- Doug is sick. Like, really super sick. He's sweating, and he can't talk or get out of bed.
- He's so hot the cicadas are screaming. (Nice touch, Bradbury.)
- He's also having fever hallucinations: Colonel Freeleigh is a broken puppet with springs exploding out of him; John Huff falls down an endless corridor; Miss Fern, Miss Roberta, and the Green Machine are swallowed up by the grass; and Mr. Auffmann comes down the street carrying the Happiness Machine on his back.
- Tom, who's not too thrilled about the idea of finding another sibling dead, is crying when Mr. Jonas comes by, so Mr. Jonas stops to ask him what's wrong.
- Doug has, Tom explains, had a tough year—his best friend moved away and his metal army men rusted when he left them out in the rain.
- Mr. Jonas gives Tom some wind chimes to hang in Doug's window and rides off, thinking.
- That evening, he comes back and asks Doug's mom if he can go up and see him. Doug's mom says he's not awake, by which she means conscious, and Mr. Jonas goes away.
- Doug's still inside getting his fever on, and it so hot that his parents move him out into the yard to sleep that night, hoping he'll cool off.
- Pause for just a moment here: In 1928, if your kid had a fever, you could just put him out in the yard for the night to cool him off. This was way before after-school specials about stranger danger, obvs.
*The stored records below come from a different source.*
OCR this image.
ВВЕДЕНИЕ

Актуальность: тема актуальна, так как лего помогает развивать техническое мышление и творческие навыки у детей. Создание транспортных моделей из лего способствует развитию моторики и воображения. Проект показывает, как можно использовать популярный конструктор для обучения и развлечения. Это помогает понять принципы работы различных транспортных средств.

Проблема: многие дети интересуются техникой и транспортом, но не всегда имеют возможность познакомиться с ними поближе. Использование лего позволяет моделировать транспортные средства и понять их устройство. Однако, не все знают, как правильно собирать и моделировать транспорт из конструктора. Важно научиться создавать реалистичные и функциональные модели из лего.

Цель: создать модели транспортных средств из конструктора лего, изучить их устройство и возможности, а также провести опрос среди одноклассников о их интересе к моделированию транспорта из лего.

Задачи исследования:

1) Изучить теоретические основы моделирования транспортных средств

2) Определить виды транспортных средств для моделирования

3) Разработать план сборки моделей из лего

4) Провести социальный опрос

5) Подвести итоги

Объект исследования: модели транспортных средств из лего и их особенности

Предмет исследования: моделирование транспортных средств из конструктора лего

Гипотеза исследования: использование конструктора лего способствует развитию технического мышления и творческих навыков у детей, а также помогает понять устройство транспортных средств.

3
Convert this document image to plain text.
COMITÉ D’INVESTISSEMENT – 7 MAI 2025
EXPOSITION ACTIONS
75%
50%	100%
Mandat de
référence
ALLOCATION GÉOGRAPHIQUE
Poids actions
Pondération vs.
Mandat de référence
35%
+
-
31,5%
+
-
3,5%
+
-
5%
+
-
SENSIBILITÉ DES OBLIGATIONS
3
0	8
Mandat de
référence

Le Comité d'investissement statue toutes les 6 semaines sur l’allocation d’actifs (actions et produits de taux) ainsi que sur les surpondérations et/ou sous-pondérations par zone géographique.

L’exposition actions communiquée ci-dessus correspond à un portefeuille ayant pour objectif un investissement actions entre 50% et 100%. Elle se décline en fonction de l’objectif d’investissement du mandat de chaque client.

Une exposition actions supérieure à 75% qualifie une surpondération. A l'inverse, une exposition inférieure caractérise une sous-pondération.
- Mr. Jonas comes by in the night, sits besides Doug, and tells him, "Some people turn sad awfully young," which is both beautiful writing and another thing that is apparently not creepy for adults to do by 1928 standards.
- He drops off two glass bottles (are they perhaps ketchup bottles?) and tells Doug to "drink with his nose" when he wakes up.One bottle is labeled GREEN DUSK FOR DREAMING BRAND PURE NORTHERN AIR; the other is the same, but with winds and fog from the Aran Isles, Dublin Bay, and Iceland.
- He leaves them beside Doug's cot, telling him to remember that they came from the S.J. Jonas Bottling Company.
- Doug's eyes open: He has been healed by the magical power of an adult taking him seriously. Go Mr. Jonas.
- Later that night, Tom comes out, sees that Doug's better, and calls to his parents.
- They all come outside and hover over Doug's cot, only to find that his breath smells like night and water and cool moonlight.
- We think that sounds like a really cool smell, but we're not sold on the idea of having to stick our noses in somebody's mouth to find out.